I disagree that the muzz hunt should be moved back to the later season. I think that you give hunters an unfair advantage to hunt deer (With a Muzz) in November during the rutt, or getting close to it. We already have the advantage with these modern muzzleloaders. Our deer herds up North couldn't handle a slaughter one after the other (Rifle then Muzzleloader). I think the dates are where they need to be to keep our herds under control. After all, these new muzzleloaders will shoot 200 yards no problem. There's not much difference other than scope when it comes down to it. I shot a buck with my muzz at 140 yards no problem and I think I could make a 200 yard shot if I practiced at that range. I shoot my rifle about 300 yards max, and usually will try and get inside 200 yards. So lets keep things where they are for now. 
If you want to hunt the rutt, get a bow and hunt the extended. It's one of the most fun hunts out there.


----------



## sbs20ga (Sep 20, 2009)

Nor-Tah, i used to like you.
you're right, things change & get better. next thing you know, someone will invent a metallic tube, that you can put the powder, projectle, and primer all in one complete container.

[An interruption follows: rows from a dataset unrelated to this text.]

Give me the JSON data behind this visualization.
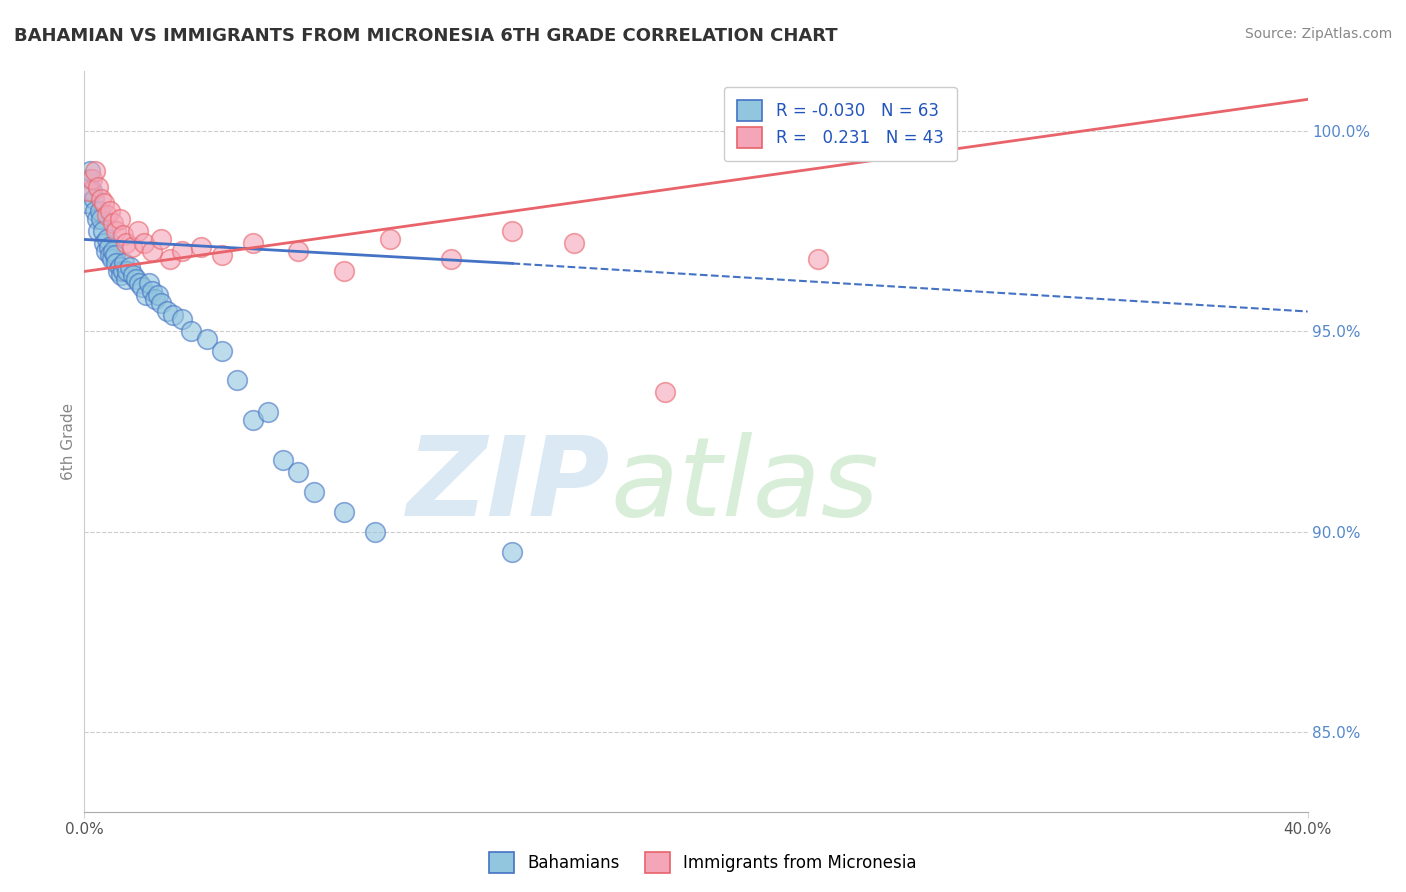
{
  "title": "BAHAMIAN VS IMMIGRANTS FROM MICRONESIA 6TH GRADE CORRELATION CHART",
  "source": "Source: ZipAtlas.com",
  "ylabel": "6th Grade",
  "xlim": [
    0.0,
    40.0
  ],
  "ylim": [
    83.0,
    101.5
  ],
  "yticks": [
    85.0,
    90.0,
    95.0,
    100.0
  ],
  "ytick_labels": [
    "85.0%",
    "90.0%",
    "95.0%",
    "100.0%"
  ],
  "legend_R1": "-0.030",
  "legend_N1": "63",
  "legend_R2": "0.231",
  "legend_N2": "43",
  "color_blue": "#92c5de",
  "color_pink": "#f4a6b8",
  "color_blue_line": "#4472c4",
  "color_pink_line": "#e8636a",
  "blue_scatter_x": [
    0.1,
    0.15,
    0.2,
    0.25,
    0.3,
    0.35,
    0.4,
    0.45,
    0.5,
    0.55,
    0.6,
    0.65,
    0.7,
    0.75,
    0.8,
    0.85,
    0.9,
    0.95,
    1.0,
    1.05,
    1.1,
    1.15,
    1.2,
    1.25,
    1.3,
    1.35,
    1.4,
    1.5,
    1.6,
    1.7,
    1.8,
    1.9,
    2.0,
    2.1,
    2.2,
    2.3,
    2.4,
    2.5,
    2.7,
    2.9,
    3.2,
    3.5,
    4.0,
    4.5,
    5.0,
    5.5,
    6.0,
    6.5,
    7.0,
    7.5,
    8.5,
    9.5,
    14.0
  ],
  "blue_scatter_y": [
    98.2,
    98.8,
    99.0,
    98.5,
    98.3,
    98.0,
    97.8,
    97.5,
    98.0,
    97.8,
    97.5,
    97.2,
    97.0,
    97.3,
    97.1,
    96.9,
    96.8,
    97.0,
    96.9,
    96.7,
    96.5,
    96.6,
    96.4,
    96.5,
    96.7,
    96.3,
    96.5,
    96.6,
    96.4,
    96.3,
    96.2,
    96.1,
    95.9,
    96.2,
    96.0,
    95.8,
    95.9,
    95.7,
    95.5,
    95.4,
    95.3,
    95.0,
    94.8,
    94.5,
    93.8,
    92.8,
    93.0,
    91.8,
    91.5,
    91.0,
    90.5,
    90.0,
    89.5
  ],
  "pink_scatter_x": [
    0.15,
    0.25,
    0.35,
    0.45,
    0.55,
    0.65,
    0.75,
    0.85,
    0.95,
    1.05,
    1.15,
    1.25,
    1.35,
    1.55,
    1.75,
    1.95,
    2.2,
    2.5,
    2.8,
    3.2,
    3.8,
    4.5,
    5.5,
    7.0,
    8.5,
    10.0,
    12.0,
    14.0,
    16.0,
    19.0,
    24.0
  ],
  "pink_scatter_y": [
    98.5,
    98.8,
    99.0,
    98.6,
    98.3,
    98.2,
    97.9,
    98.0,
    97.7,
    97.5,
    97.8,
    97.4,
    97.2,
    97.1,
    97.5,
    97.2,
    97.0,
    97.3,
    96.8,
    97.0,
    97.1,
    96.9,
    97.2,
    97.0,
    96.5,
    97.3,
    96.8,
    97.5,
    97.2,
    93.5,
    96.8
  ],
  "blue_line_x1": 0.0,
  "blue_line_y1": 97.3,
  "blue_line_x2": 14.0,
  "blue_line_y2": 96.7,
  "blue_dash_x1": 14.0,
  "blue_dash_y1": 96.7,
  "blue_dash_x2": 40.0,
  "blue_dash_y2": 95.5,
  "pink_line_x1": 0.0,
  "pink_line_y1": 96.5,
  "pink_line_x2": 40.0,
  "pink_line_y2": 100.8,
  "xtick_positions": [
    0.0,
    40.0
  ],
  "xtick_labels": [
    "0.0%",
    "40.0%"
  ]
}
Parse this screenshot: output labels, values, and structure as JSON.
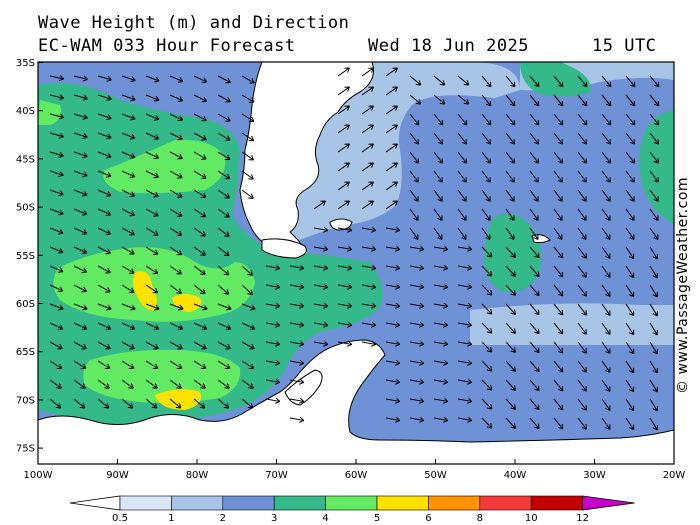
{
  "header": {
    "title": "Wave Height (m) and Direction",
    "model": "EC-WAM 033 Hour Forecast",
    "date": "Wed 18 Jun 2025",
    "time": "15 UTC"
  },
  "credit": "© www.PassageWeather.com",
  "map": {
    "lat_labels": [
      "35S",
      "40S",
      "45S",
      "50S",
      "55S",
      "60S",
      "65S",
      "70S",
      "75S"
    ],
    "lon_labels": [
      "100W",
      "90W",
      "80W",
      "70W",
      "60W",
      "50W",
      "40W",
      "30W",
      "20W"
    ],
    "ocean_color": "#b3c9e8",
    "land_color": "#ffffff",
    "coastline_color": "#000000"
  },
  "legend": {
    "ticks": [
      "0.5",
      "1",
      "2",
      "3",
      "4",
      "5",
      "6",
      "8",
      "10",
      "12"
    ],
    "colors": [
      "#d8e6f7",
      "#a8c4e6",
      "#6f92d6",
      "#34b98a",
      "#63ea63",
      "#ffe100",
      "#ff9300",
      "#f43a3a",
      "#c20000",
      "#c800c8"
    ]
  },
  "arrows": "wave-direction-arrows"
}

other things change too. Muzzle loading used to be about getting back to tradition, and hunting skills----------- it has changed to extending hunting season, and making things as easy as possible to kill a deer.--- it's a sad change
oh yeah-- i might still like ya.


----------



## lehi (Sep 13, 2007)

If its a percussion cap ML, Inline or flintlock, don't you pretty much still have the same slow A** reload time on all of them? I like how people bitc* about how inlines are too much of an "advantage", but overall, is it making the person with the flintlock or percussion cap less successful if there are people out there using inlines? I would like to think scouting and pre hunt planning would make you more successful than what type of Muzzleloader you happen to be using. :? :roll: 

And what about archery guys? Recurves, longbows and selfbows vs Compounds? There are guys out there that injure deer all the time and never find them, and they use compounds (im not saying only compound archers injure deer). And there are the guys who pull back a 45lb recurve and make perfect shots. This doesn't mean that compounds should be outlawed because they are too "high tech" It means the shooter must have confidence in the weapon they are using, weather it be a compound bow, recurve, flintlock or Inline ML.


----------